From this, it seems obvious that since the universe is isolated (neglecting fancy improbable ideas like wormholes connecting different universes) the gravitational energy of the universe is nonnegative.
But there are some hypotheses like the Zero-energy universe (on which papers were published decades after the positive energy theorem came) which clearly state that the gravitational energy is negative. Intuitively, I also feel like it should be negative. Even here it is stated to be negative.
I know that in General relativity the gravitational energy is ambiguous and there are several ways to incorporate it like the Landau–Lifshitz pseudotensor. But is it so ambiguous that even the sign is not fixed? Or am I misunderstanding?
 A: "Gravitational energy is negative" is a statement from Newtonian gravity. It is true there when the preferred definition of the gravitational energy is assumed, which is zero when bodies are infinitely far from each other and decreases as function $-\frac{1}{r}$ when their separation $r$ gets smaller.
This preferred definition is not the only one. Can can use any of infinitely many definitions where energy comes out shifted by some amount $C$. For a given gravitationally interacting system, one can always change the definition in such a way that gravitational energy turns out positive.

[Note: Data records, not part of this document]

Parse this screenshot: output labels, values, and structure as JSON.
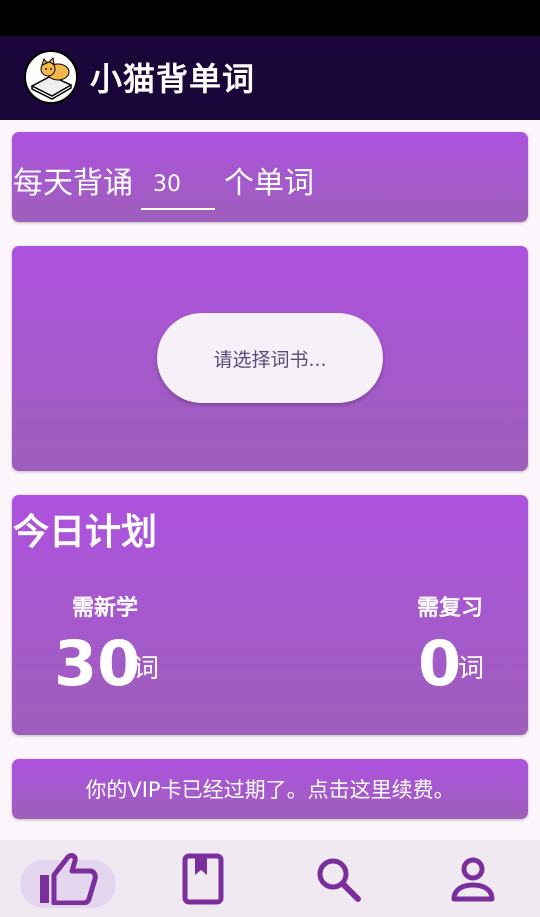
{
  "app": {
    "title": "小猫背单词"
  },
  "daily": {
    "prefix": "每天背诵",
    "count": "30",
    "suffix": "个单词"
  },
  "wordbook": {
    "button_label": "请选择词书..."
  },
  "plan": {
    "title": "今日计划",
    "new_label": "需新学",
    "new_count": "30",
    "new_unit": "词",
    "review_label": "需复习",
    "review_count": "0",
    "review_unit": "词"
  },
  "vip": {
    "text": "你的VIP卡已经过期了。点击这里续费。"
  },
  "nav": {
    "items": [
      {
        "icon": "thumb-up-icon",
        "active": true
      },
      {
        "icon": "book-icon",
        "active": false
      },
      {
        "icon": "search-icon",
        "active": false
      },
      {
        "icon": "person-icon",
        "active": false
      }
    ]
  },
  "colors": {
    "app_bar": "#1a0638",
    "card_top": "#ad52df",
    "card_bottom": "#9e5fbb",
    "nav_icon": "#7a2f9c",
    "nav_active_pill": "#e5d6f0"
  }
}
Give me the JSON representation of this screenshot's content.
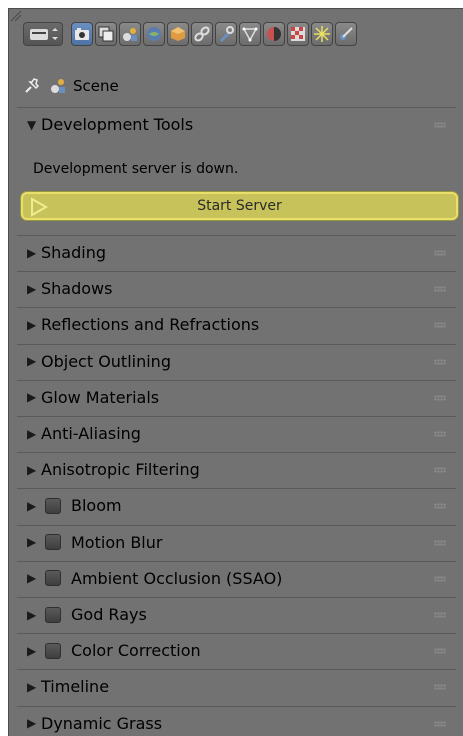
{
  "toolbar": {
    "icons": [
      "properties-editor-icon",
      "render-icon",
      "render-layers-icon",
      "scene-icon",
      "world-icon",
      "object-icon",
      "constraints-icon",
      "modifiers-icon",
      "data-icon",
      "material-icon",
      "texture-icon",
      "particles-icon",
      "physics-icon"
    ]
  },
  "context": {
    "scene_label": "Scene"
  },
  "dev_panel": {
    "title": "Development Tools",
    "status": "Development server is down.",
    "button_label": "Start Server"
  },
  "panels": [
    {
      "title": "Shading",
      "checkbox": false
    },
    {
      "title": "Shadows",
      "checkbox": false
    },
    {
      "title": "Reflections and Refractions",
      "checkbox": false
    },
    {
      "title": "Object Outlining",
      "checkbox": false
    },
    {
      "title": "Glow Materials",
      "checkbox": false
    },
    {
      "title": "Anti-Aliasing",
      "checkbox": false
    },
    {
      "title": "Anisotropic Filtering",
      "checkbox": false
    },
    {
      "title": "Bloom",
      "checkbox": true
    },
    {
      "title": "Motion Blur",
      "checkbox": true
    },
    {
      "title": "Ambient Occlusion (SSAO)",
      "checkbox": true
    },
    {
      "title": "God Rays",
      "checkbox": true
    },
    {
      "title": "Color Correction",
      "checkbox": true
    },
    {
      "title": "Timeline",
      "checkbox": false
    },
    {
      "title": "Dynamic Grass",
      "checkbox": false
    }
  ],
  "colors": {
    "panel_bg": "#727272",
    "button": "#c8c25a",
    "active_tab": "#5b82b5"
  }
}
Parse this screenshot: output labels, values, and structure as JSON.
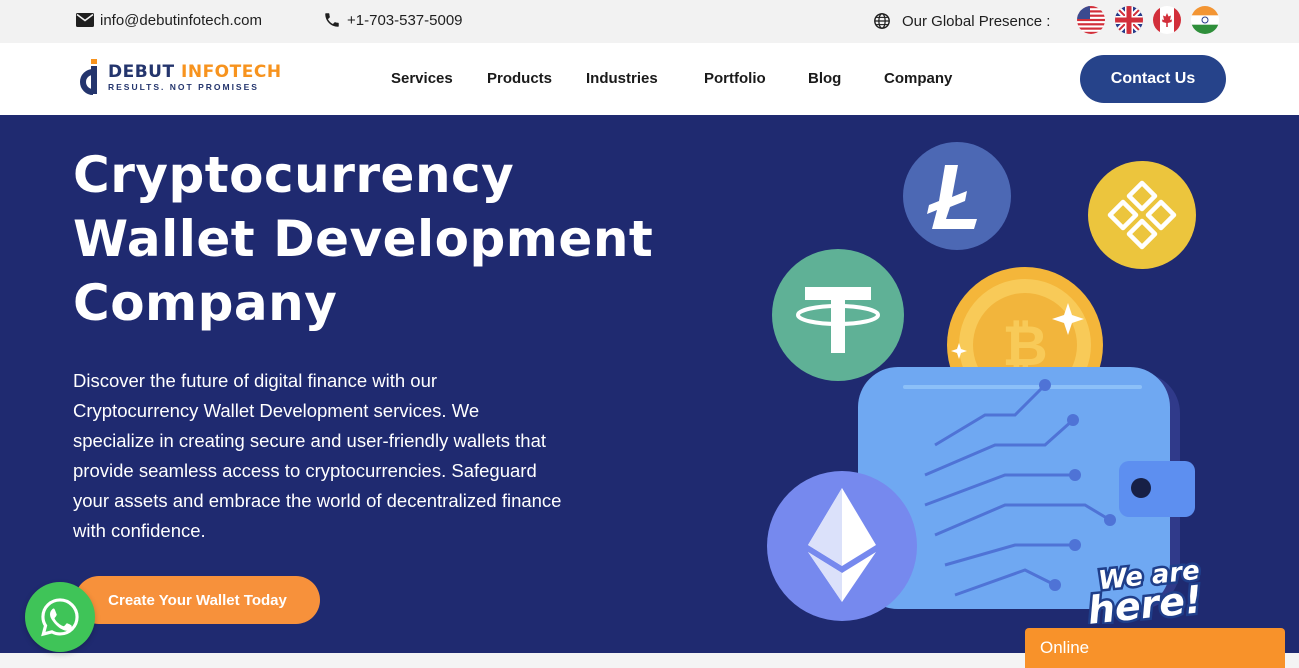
{
  "topbar": {
    "email": "info@debutinfotech.com",
    "phone": "+1-703-537-5009",
    "global_label": "Our Global Presence :",
    "flags": [
      "us-flag-icon",
      "uk-flag-icon",
      "canada-flag-icon",
      "india-flag-icon"
    ]
  },
  "header": {
    "logo_part1": "DEBUT",
    "logo_part2": "INFOTECH",
    "logo_tagline": "RESULTS. NOT PROMISES",
    "nav": [
      "Services",
      "Products",
      "Industries",
      "Portfolio",
      "Blog",
      "Company"
    ],
    "contact_label": "Contact Us"
  },
  "hero": {
    "title_lines": [
      "Cryptocurrency",
      "Wallet Development",
      "Company"
    ],
    "description": "Discover the future of digital finance with our Cryptocurrency Wallet Development services. We specialize in creating secure and user-friendly wallets that provide seamless access to cryptocurrencies. Safeguard your assets and embrace the world of decentralized finance with confidence.",
    "cta_label": "Create Your Wallet Today",
    "illustration_icons": [
      "litecoin-icon",
      "binance-icon",
      "tether-icon",
      "bitcoin-icon",
      "ethereum-icon",
      "wallet-icon"
    ]
  },
  "chat": {
    "bubble_text": "We are here!",
    "status": "Online"
  },
  "colors": {
    "hero_bg": "#1f2a70",
    "accent_orange": "#f7913b",
    "button_navy": "#26438a",
    "whatsapp_green": "#3fc458"
  }
}
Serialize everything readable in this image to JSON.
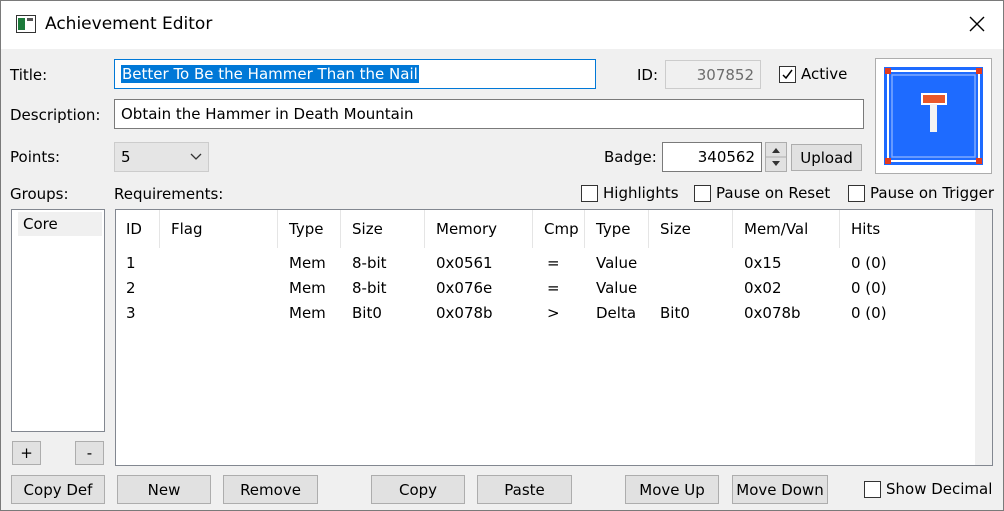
{
  "window": {
    "title": "Achievement Editor"
  },
  "labels": {
    "title": "Title:",
    "description": "Description:",
    "points": "Points:",
    "groups": "Groups:",
    "requirements": "Requirements:",
    "id": "ID:",
    "badge": "Badge:"
  },
  "fields": {
    "title_value": "Better To Be the Hammer Than the Nail",
    "description_value": "Obtain the Hammer in Death Mountain",
    "points_value": "5",
    "id_value": "307852",
    "badge_value": "340562"
  },
  "checks": {
    "active": {
      "label": "Active",
      "checked": true
    },
    "highlights": {
      "label": "Highlights",
      "checked": false
    },
    "pause_on_reset": {
      "label": "Pause on Reset",
      "checked": false
    },
    "pause_on_trigger": {
      "label": "Pause on Trigger",
      "checked": false
    },
    "show_decimal": {
      "label": "Show Decimal",
      "checked": false
    }
  },
  "buttons": {
    "upload": "Upload",
    "group_add": "+",
    "group_remove": "-",
    "copy_def": "Copy Def",
    "new": "New",
    "remove": "Remove",
    "copy": "Copy",
    "paste": "Paste",
    "move_up": "Move Up",
    "move_down": "Move Down"
  },
  "groups": [
    "Core"
  ],
  "requirements": {
    "columns": [
      "ID",
      "Flag",
      "Type",
      "Size",
      "Memory",
      "Cmp",
      "Type",
      "Size",
      "Mem/Val",
      "Hits"
    ],
    "rows": [
      [
        "1",
        "",
        "Mem",
        "8-bit",
        "0x0561",
        "=",
        "Value",
        "",
        "0x15",
        "0 (0)"
      ],
      [
        "2",
        "",
        "Mem",
        "8-bit",
        "0x076e",
        "=",
        "Value",
        "",
        "0x02",
        "0 (0)"
      ],
      [
        "3",
        "",
        "Mem",
        "Bit0",
        "0x078b",
        ">",
        "Delta",
        "Bit0",
        "0x078b",
        "0 (0)"
      ]
    ]
  },
  "icons": {
    "app": "window-icon",
    "close": "close-icon",
    "dropdown": "chevron-down-icon",
    "spin": "spin-arrows-icon",
    "badge": "hammer-badge-image"
  },
  "colors": {
    "accent": "#0078d7",
    "badge_bg": "#1e6bff"
  }
}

In other words, sign of gravitational energy in Newtonian theory is arbitrary and does not matter.
In GR there is no single definition of gravitational energy either, but for a different reason; it is hard/impossible to find a formula that would always have the same properties as gravitational energy in classical theory. GR is just too different kind of theory.
There is a kind of widespread and quiet belief that value of energy in GR means something and cannot be shifted by $C$ willy-nilly. That is true for local energy carried by a massive body, where we require $E=mc^2$ and $m$ is real. It is not necessarily true for gravitational energy, which does not have a unique definition.
Maybe for ADM energy it can be proven that under some conditions, it is always positive. But that is one definition, there are others, such as the Landau-Lifshitz pseudotensor-defined energy, or the Einstein pseudotensor-defined energy, which are different ideas. It would be very surprising if these different formulae always gave the same number, or even the same sign.